Do you hear what I hear?
Alternatively, if you're ready to splash out on an even grander, even more socially distanced version of the ride, there are packages available for booking a private train car for your group. Think Orient Express, with Santa on board. The VIP package is called the Ultimate Polar Express Experience. Since this option is private it is extra safe, but also extra expensive, starting at $7000. The package snags groups a whole train car to themselves, as well as a private conductor reading the story, private elf chef, and a private Santa. Custom catering and a bar are also available for hosting a (small) family holiday party.
More affordable, and very useful, is the hotel and food package. This includes a night at the Grand Canyon Railway Hotel, as well as dinner and breakfast at the Grand Depot Cafe. Most guests have a long trip to get here, and having a hotel to check into on arrival (and to crash at when tired and excited kids get off the train, full of sugar) is critical for making the most of this adventure.

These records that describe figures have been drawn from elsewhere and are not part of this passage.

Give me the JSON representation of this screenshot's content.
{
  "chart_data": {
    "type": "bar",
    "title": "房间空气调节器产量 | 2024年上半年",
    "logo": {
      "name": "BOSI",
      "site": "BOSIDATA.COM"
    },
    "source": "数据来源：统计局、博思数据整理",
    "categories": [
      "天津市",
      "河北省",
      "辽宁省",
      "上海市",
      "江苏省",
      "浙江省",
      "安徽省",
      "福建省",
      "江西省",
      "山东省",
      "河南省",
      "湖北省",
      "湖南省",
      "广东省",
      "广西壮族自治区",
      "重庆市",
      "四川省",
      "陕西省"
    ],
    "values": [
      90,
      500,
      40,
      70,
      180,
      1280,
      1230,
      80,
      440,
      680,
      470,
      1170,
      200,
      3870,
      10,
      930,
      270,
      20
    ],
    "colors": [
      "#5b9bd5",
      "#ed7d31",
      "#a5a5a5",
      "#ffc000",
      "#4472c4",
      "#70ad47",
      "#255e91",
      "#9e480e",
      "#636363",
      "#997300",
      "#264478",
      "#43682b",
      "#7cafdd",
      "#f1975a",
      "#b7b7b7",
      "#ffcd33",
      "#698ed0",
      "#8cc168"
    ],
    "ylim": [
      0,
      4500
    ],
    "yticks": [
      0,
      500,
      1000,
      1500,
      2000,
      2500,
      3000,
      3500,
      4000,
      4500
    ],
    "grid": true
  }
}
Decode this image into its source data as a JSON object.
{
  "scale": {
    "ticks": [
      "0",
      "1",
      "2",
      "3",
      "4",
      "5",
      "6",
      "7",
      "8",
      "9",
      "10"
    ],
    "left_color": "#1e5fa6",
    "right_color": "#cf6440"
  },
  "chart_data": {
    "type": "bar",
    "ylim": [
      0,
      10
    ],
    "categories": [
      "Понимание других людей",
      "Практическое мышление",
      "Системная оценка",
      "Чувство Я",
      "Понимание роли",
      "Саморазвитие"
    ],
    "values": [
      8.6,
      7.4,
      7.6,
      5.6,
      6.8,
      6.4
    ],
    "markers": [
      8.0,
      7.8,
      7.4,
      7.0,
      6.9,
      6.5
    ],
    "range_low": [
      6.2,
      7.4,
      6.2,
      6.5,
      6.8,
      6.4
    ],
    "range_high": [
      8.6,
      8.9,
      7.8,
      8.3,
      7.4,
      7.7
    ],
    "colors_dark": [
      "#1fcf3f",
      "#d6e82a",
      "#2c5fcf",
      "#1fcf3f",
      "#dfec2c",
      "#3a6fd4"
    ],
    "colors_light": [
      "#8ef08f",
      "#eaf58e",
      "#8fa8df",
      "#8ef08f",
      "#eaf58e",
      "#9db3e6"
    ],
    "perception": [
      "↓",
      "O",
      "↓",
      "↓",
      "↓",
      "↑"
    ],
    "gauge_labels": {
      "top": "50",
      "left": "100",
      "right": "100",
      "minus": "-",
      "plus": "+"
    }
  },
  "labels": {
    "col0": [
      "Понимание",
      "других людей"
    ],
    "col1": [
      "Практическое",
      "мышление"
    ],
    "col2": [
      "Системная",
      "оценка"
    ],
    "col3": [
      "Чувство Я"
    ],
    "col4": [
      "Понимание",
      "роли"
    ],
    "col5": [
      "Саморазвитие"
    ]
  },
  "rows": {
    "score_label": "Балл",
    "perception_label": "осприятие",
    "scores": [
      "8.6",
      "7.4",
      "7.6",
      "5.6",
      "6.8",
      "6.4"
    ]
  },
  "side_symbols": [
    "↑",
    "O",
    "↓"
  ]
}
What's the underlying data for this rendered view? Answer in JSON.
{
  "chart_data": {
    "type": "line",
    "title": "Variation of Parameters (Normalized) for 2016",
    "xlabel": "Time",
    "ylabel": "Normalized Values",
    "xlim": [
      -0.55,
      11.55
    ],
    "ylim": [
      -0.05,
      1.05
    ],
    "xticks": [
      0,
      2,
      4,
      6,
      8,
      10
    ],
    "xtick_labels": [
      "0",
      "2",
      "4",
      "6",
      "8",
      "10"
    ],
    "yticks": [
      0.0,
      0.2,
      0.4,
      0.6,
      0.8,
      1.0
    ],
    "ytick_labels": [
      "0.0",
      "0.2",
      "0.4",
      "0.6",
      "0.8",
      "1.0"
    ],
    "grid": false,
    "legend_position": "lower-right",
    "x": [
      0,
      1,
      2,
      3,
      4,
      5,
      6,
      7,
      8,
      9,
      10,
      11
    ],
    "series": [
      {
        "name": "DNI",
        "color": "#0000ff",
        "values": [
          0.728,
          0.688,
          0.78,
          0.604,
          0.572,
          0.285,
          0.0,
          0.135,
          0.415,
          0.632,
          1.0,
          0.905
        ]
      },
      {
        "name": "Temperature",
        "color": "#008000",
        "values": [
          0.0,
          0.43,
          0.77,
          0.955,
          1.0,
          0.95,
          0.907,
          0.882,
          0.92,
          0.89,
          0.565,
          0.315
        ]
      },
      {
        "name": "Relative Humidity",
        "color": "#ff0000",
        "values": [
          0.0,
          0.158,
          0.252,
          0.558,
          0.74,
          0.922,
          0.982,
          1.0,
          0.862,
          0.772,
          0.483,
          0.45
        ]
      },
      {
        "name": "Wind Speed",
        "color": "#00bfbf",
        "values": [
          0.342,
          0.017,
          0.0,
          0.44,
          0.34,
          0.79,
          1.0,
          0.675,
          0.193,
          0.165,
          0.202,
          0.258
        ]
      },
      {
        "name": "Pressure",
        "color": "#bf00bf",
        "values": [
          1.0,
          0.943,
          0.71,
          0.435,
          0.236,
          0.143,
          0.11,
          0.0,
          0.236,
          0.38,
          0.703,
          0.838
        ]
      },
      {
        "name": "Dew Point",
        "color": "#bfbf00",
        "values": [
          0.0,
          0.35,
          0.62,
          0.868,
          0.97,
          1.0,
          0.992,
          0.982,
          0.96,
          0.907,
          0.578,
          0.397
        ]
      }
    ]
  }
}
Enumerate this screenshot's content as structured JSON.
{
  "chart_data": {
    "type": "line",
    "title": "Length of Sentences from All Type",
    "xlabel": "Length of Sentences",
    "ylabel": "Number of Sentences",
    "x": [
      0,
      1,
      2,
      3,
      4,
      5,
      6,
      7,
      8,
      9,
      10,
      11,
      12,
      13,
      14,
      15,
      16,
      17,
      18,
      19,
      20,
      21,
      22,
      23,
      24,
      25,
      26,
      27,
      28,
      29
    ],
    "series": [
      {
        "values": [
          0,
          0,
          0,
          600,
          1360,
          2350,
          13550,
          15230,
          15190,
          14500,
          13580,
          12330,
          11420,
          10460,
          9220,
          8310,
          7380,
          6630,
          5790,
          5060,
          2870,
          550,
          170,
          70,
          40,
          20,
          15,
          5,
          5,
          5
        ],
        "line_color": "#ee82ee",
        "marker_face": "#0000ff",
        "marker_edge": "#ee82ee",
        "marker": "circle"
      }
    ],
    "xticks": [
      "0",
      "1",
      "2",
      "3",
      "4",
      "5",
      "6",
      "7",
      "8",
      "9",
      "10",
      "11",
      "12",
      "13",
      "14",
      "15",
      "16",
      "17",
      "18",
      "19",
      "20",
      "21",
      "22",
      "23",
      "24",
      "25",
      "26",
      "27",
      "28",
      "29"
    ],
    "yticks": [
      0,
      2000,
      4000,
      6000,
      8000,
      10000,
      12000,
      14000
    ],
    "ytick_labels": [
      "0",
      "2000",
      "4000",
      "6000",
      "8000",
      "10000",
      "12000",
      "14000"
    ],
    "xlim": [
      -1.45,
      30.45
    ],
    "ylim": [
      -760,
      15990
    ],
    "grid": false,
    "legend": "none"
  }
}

Yes, Virginia, there is a Santa Claus at the Grand Canyon.
What You Need To Know About Grand Canyon Railway
Where is Williams?
Williams, AZ is about 30 minutes west of Flagstaff, and an hour south of the Grand Canyon South Rim, which is the Grand Canyon entrance that typically stays open in the winter. Williams is known as the Gateway to the Grand Canyon, but it should be noted that it is not in the park and does not have a view of the canyon. Doing this train ride as part of a family trip is a wonderful way to celebrate Christmas on a visit to the Grand Canyon, but you won't be seeing the canyon out the train window—just Santa.
Williams is also the home of Bearizona Wildlife Park, a gorgeous drive through the natural habitats of bears, wolves, buffalo, and more. There’s also Fort Bearizona, where smaller animals can be seen on a walking tour.
Tips for the Night of the Ride
The train is kept quite warm but waiting in line can be cold, so dressing in layers is ideal. However, there’s limited space on the train, so only bring what is truly necessary (there is room to stow diaper bags and backpacks, but with coats and more, those vintage spaces fill up fast). Definitely bring snacks if your crew needs more than cookies, or if one of your party is dairy or gluten intolerant. (There are no gluten-free cookie or dairy-free cocoa options available.) For safety reasons, all cookies are individually packaged, and cocoa is in disposable cups.
Strollers can be parked at the station, and car parking is plentiful and free at the depot and hotel.
Restrooms are available on the train, but this is definitely a “go before you go” situation. (This is another reason that a package deal including a night at the hotel is so attractive; many of the buildings have limited access in 2021, so being able to use a private hotel bathroom right before getting in line is a big plus.)
All in all, Grand Canyon Railway's Polar Express is a magical experience for the whole family.